Beginning from 1865 Leopold von PEBAL (born 1826 in Seckau/Styria, +1887 in Graz) (see also next page) was the head of the chemistry institute. He studied jurisprudence and then chemistry at the university of technology in Graz as student of Gottlieb. In 1851 he got there his doctoral degree, and in 1955 he got his venia at the university of Graz. Later Pebal was student of Bunsen, Kekule, Landolt and Lothar Meyer. He visited at several journeys all important chemists in Germany and England and studied the laboratories at these places.
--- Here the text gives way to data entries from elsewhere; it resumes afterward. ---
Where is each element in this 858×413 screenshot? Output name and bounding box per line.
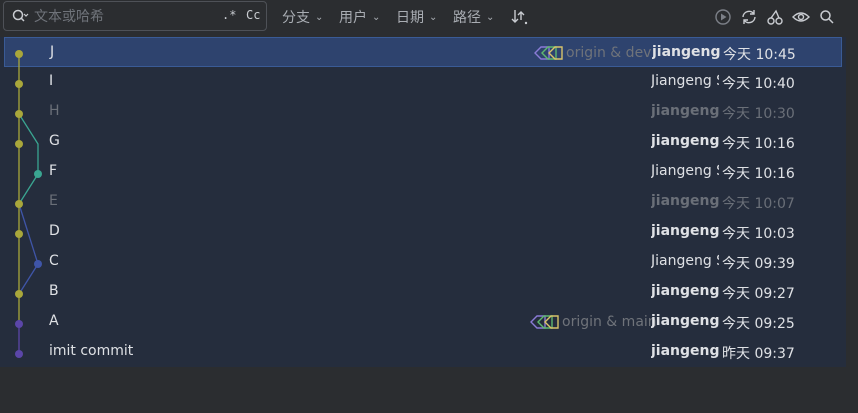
commit-row[interactable]: IJiangeng Sun今天 10:40 <box>4 67 842 97</box>
commit-author: jiangeng <box>652 44 720 60</box>
eye-icon[interactable] <box>792 8 810 26</box>
commit-row[interactable]: Ejiangeng 今天 10:07 <box>4 187 842 217</box>
commit-node <box>15 350 23 358</box>
commit-row[interactable]: imit commit jiangeng 昨天 09:37 <box>4 337 842 367</box>
commit-node <box>15 110 23 118</box>
branch-refs: origin & dev <box>532 44 651 62</box>
filter-user[interactable]: 用户 ⌄ <box>339 7 380 27</box>
refresh-icon[interactable] <box>740 8 758 26</box>
chevron-down-icon: ⌄ <box>315 11 324 23</box>
commit-row[interactable]: Jorigin & dev jiangeng 今天 10:45 <box>4 37 842 67</box>
commit-date: 今天 10:45 <box>723 47 796 63</box>
chevron-down-icon: ⌄ <box>486 11 495 23</box>
commit-graph <box>15 50 42 358</box>
chevron-down-icon: ⌄ <box>429 11 438 23</box>
search-icon <box>12 9 29 22</box>
branch-refs-label: origin & dev <box>566 45 652 61</box>
commit-row[interactable]: Aorigin & main jiangeng 今天 09:25 <box>4 307 842 337</box>
commit-node <box>15 80 23 88</box>
sort-icon[interactable] <box>511 8 529 26</box>
log-toolbar: .* Cc 分支 ⌄ 用户 ⌄ 日期 ⌄ 路径 ⌄ <box>0 0 858 36</box>
commit-author: Jiangeng Sun <box>651 163 719 179</box>
commit-author: jiangeng <box>651 343 719 359</box>
commit-date: 昨天 09:37 <box>722 346 795 362</box>
commit-row[interactable]: Djiangeng 今天 10:03 <box>4 217 842 247</box>
commit-node <box>15 290 23 298</box>
branch-refs: origin & main <box>528 313 657 331</box>
commit-node <box>15 200 23 208</box>
commit-node <box>15 320 23 328</box>
commit-author: jiangeng <box>651 223 719 239</box>
tag-icon <box>530 315 559 329</box>
branch-refs-label: origin & main <box>562 314 657 330</box>
commit-author: jiangeng <box>651 133 719 149</box>
play-icon[interactable] <box>714 8 732 26</box>
commit-author: Jiangeng Sun <box>651 73 719 89</box>
match-case-toggle[interactable]: Cc <box>246 8 260 22</box>
filter-branch-label: 分支 <box>282 10 310 26</box>
commit-author: jiangeng <box>651 283 719 299</box>
commit-date: 今天 10:07 <box>722 196 795 212</box>
commit-date: 今天 10:16 <box>722 166 795 182</box>
filter-path-label: 路径 <box>453 10 481 26</box>
commit-author: Jiangeng Sun <box>651 253 719 269</box>
commit-date: 今天 10:40 <box>722 76 795 92</box>
commit-date: 今天 09:25 <box>722 316 795 332</box>
commit-date: 今天 10:03 <box>722 226 795 242</box>
filter-branch[interactable]: 分支 ⌄ <box>282 7 323 27</box>
graph-branch-teal <box>18 113 39 205</box>
commit-subject: imit commit <box>49 343 134 359</box>
commit-date: 今天 10:30 <box>722 106 795 122</box>
commit-row[interactable]: Gjiangeng 今天 10:16 <box>4 127 842 157</box>
filter-date[interactable]: 日期 ⌄ <box>396 7 437 27</box>
commit-node <box>34 170 42 178</box>
filter-user-label: 用户 <box>339 10 367 26</box>
filter-date-label: 日期 <box>396 10 424 26</box>
search-icon[interactable] <box>818 8 836 26</box>
graph-branch-blue <box>18 203 39 295</box>
commit-log-table: Jorigin & devjiangeng今天 10:45IJiangeng S… <box>0 37 846 367</box>
commit-date: 今天 09:27 <box>722 286 795 302</box>
commit-date: 今天 09:39 <box>722 256 795 272</box>
commit-row[interactable]: FJiangeng Sun今天 10:16 <box>4 157 842 187</box>
right-gutter <box>846 37 858 367</box>
commit-node <box>34 260 42 268</box>
commit-row[interactable]: Bjiangeng 今天 09:27 <box>4 277 842 307</box>
commit-node <box>15 140 23 148</box>
tag-icon <box>534 46 563 60</box>
commit-author: jiangeng <box>651 313 719 329</box>
search-input[interactable] <box>34 7 214 27</box>
filter-path[interactable]: 路径 ⌄ <box>453 7 494 27</box>
commit-row[interactable]: Hjiangeng 今天 10:30 <box>4 97 842 127</box>
regex-toggle[interactable]: .* <box>222 8 236 22</box>
commit-node <box>15 230 23 238</box>
commit-date: 今天 10:16 <box>722 136 795 152</box>
commit-author: jiangeng <box>651 103 719 119</box>
chevron-down-icon: ⌄ <box>372 11 381 23</box>
commit-row[interactable]: CJiangeng Sun今天 09:39 <box>4 247 842 277</box>
commit-node <box>15 50 23 58</box>
search-box[interactable]: .* Cc <box>3 1 267 31</box>
commit-author: jiangeng <box>651 193 719 209</box>
cherry-pick-icon[interactable] <box>766 8 784 26</box>
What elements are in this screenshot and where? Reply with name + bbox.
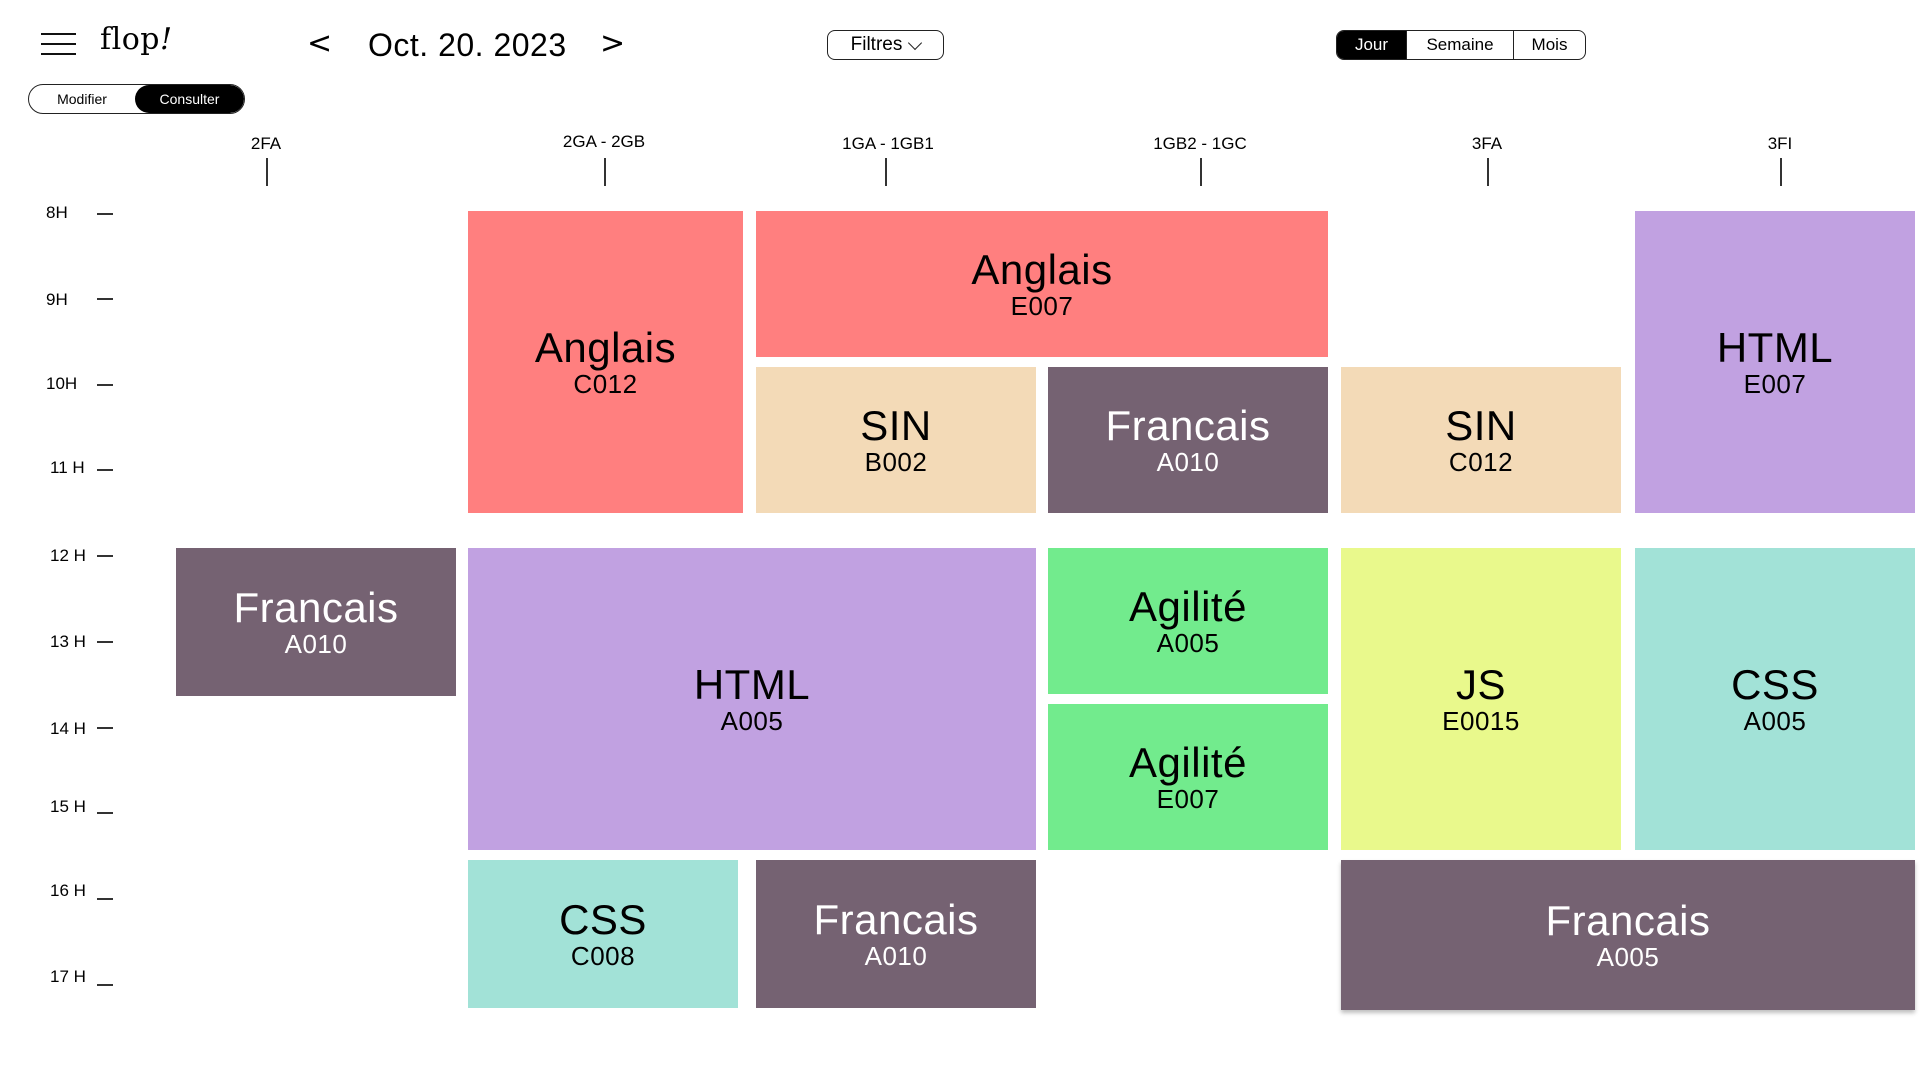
event-subject: CSS (559, 896, 647, 943)
event-anglais-2ga-2gb[interactable]: Anglais C012 (468, 211, 743, 513)
event-sin-1ga-1gb1[interactable]: SIN B002 (756, 367, 1036, 513)
group-tick (1200, 158, 1202, 186)
event-room: A005 (1156, 628, 1220, 658)
current-date: Oct. 20. 2023 (368, 27, 567, 63)
event-html-2ga-1gb1[interactable]: HTML A005 (468, 548, 1036, 850)
event-subject: SIN (1445, 402, 1517, 449)
hour-tick (97, 727, 113, 729)
event-subject: Anglais (534, 324, 677, 371)
filters-label: Filtres (850, 34, 903, 55)
group-header-1gb2-1gc: 1GB2 - 1GC (1153, 134, 1247, 153)
hour-label: 9H (46, 290, 68, 309)
view-switch: Jour Semaine Mois (1336, 30, 1586, 60)
event-subject: Francais (1545, 897, 1711, 944)
event-subject: HTML (1716, 324, 1834, 371)
previous-day-button[interactable]: < (307, 26, 332, 62)
hour-tick (97, 984, 113, 986)
group-tick (1487, 158, 1489, 186)
event-sin-3fa[interactable]: SIN C012 (1341, 367, 1621, 513)
view-week-button[interactable]: Semaine (1407, 31, 1514, 59)
filters-dropdown[interactable]: Filtres (827, 30, 944, 60)
hour-tick (97, 555, 113, 557)
hour-label: 8H (46, 203, 68, 222)
event-subject: CSS (1731, 661, 1819, 708)
group-header-3fi: 3FI (1767, 134, 1793, 153)
hour-tick (97, 641, 113, 643)
event-room: C008 (570, 941, 636, 971)
app-logo: flop! (100, 22, 173, 57)
next-day-button[interactable]: > (600, 26, 625, 62)
group-tick (604, 158, 606, 186)
mode-view-button[interactable]: Consulter (135, 85, 244, 113)
hour-label: 12 H (50, 546, 86, 565)
view-day-button[interactable]: Jour (1337, 31, 1407, 59)
event-room: A005 (720, 706, 784, 736)
event-agilite-1[interactable]: Agilité A005 (1048, 548, 1328, 694)
event-subject: Francais (233, 584, 399, 631)
event-agilite-2[interactable]: Agilité E007 (1048, 704, 1328, 850)
group-header-1ga-1gb1: 1GA - 1GB1 (842, 134, 934, 153)
event-room: A010 (284, 629, 348, 659)
group-header-3fa: 3FA (1471, 134, 1503, 153)
event-room: C012 (1448, 447, 1514, 477)
group-header-2ga-2gb: 2GA - 2GB (562, 132, 646, 151)
event-subject: Anglais (971, 246, 1113, 293)
hour-label: 15 H (50, 797, 86, 816)
hour-label: 17 H (50, 967, 86, 986)
group-tick (885, 158, 887, 186)
event-room: E007 (1743, 369, 1807, 399)
event-subject: Francais (1105, 402, 1271, 449)
hour-label: 13 H (50, 632, 86, 651)
event-room: E007 (1156, 784, 1220, 814)
hour-label: 10H (46, 374, 78, 393)
hour-label: 11 H (50, 458, 85, 477)
hour-label: 16 H (50, 881, 86, 900)
hour-tick (97, 298, 113, 300)
event-css-2ga-2gb[interactable]: CSS C008 (468, 860, 738, 1008)
hour-label: 14 H (50, 719, 86, 738)
event-subject: Agilité (1129, 583, 1247, 630)
menu-icon[interactable] (41, 31, 76, 57)
event-subject: Francais (813, 896, 979, 943)
event-subject: HTML (693, 661, 811, 708)
event-room: A010 (864, 941, 928, 971)
event-room: E0015 (1442, 706, 1520, 736)
event-francais-1gb2-1gc[interactable]: Francais A010 (1048, 367, 1328, 513)
event-room: A005 (1743, 706, 1807, 736)
event-css-3fi[interactable]: CSS A005 (1635, 548, 1915, 850)
mode-edit-button[interactable]: Modifier (29, 85, 135, 113)
event-room: B002 (864, 447, 928, 477)
event-room: A010 (1156, 447, 1220, 477)
hour-tick (97, 213, 113, 215)
event-html-3fi[interactable]: HTML E007 (1635, 211, 1915, 513)
chevron-down-icon (908, 35, 923, 50)
event-room: A005 (1596, 942, 1660, 972)
group-header-2fa: 2FA (250, 134, 282, 153)
view-month-button[interactable]: Mois (1514, 31, 1585, 59)
group-tick (266, 158, 268, 186)
event-subject: Agilité (1129, 739, 1247, 786)
event-francais-2fa[interactable]: Francais A010 (176, 548, 456, 696)
event-francais-3fa-3fi[interactable]: Francais A005 (1341, 860, 1915, 1010)
event-francais-1ga-1gb1[interactable]: Francais A010 (756, 860, 1036, 1008)
event-js-3fa[interactable]: JS E0015 (1341, 548, 1621, 850)
mode-switch: Modifier Consulter (28, 84, 245, 114)
hour-tick (97, 384, 113, 386)
hour-tick (97, 812, 113, 814)
event-room: E007 (1010, 291, 1074, 321)
event-room: C012 (573, 369, 638, 399)
hour-tick (97, 898, 113, 900)
event-subject: SIN (860, 402, 932, 449)
group-tick (1780, 158, 1782, 186)
event-subject: JS (1455, 661, 1506, 708)
event-anglais-1ga-1gc[interactable]: Anglais E007 (756, 211, 1328, 357)
hour-tick (97, 469, 113, 471)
He was the first chemist of the university of Graz who shifted the chemical education from the lecture room to the laboratories. The labs of the chemistry institute were bad equipped, but he started to improve the conditions. He planned a new chemistry institute at the university place and moved 1878 into the new chemistry building.

It was Pebal who founded in Graz a "chemical school" and improved the quality of the education of the students. He personified a new type of scientist: he was not a socalled "Privatgelehrter" (independent scholar), but he formed a team of scientists.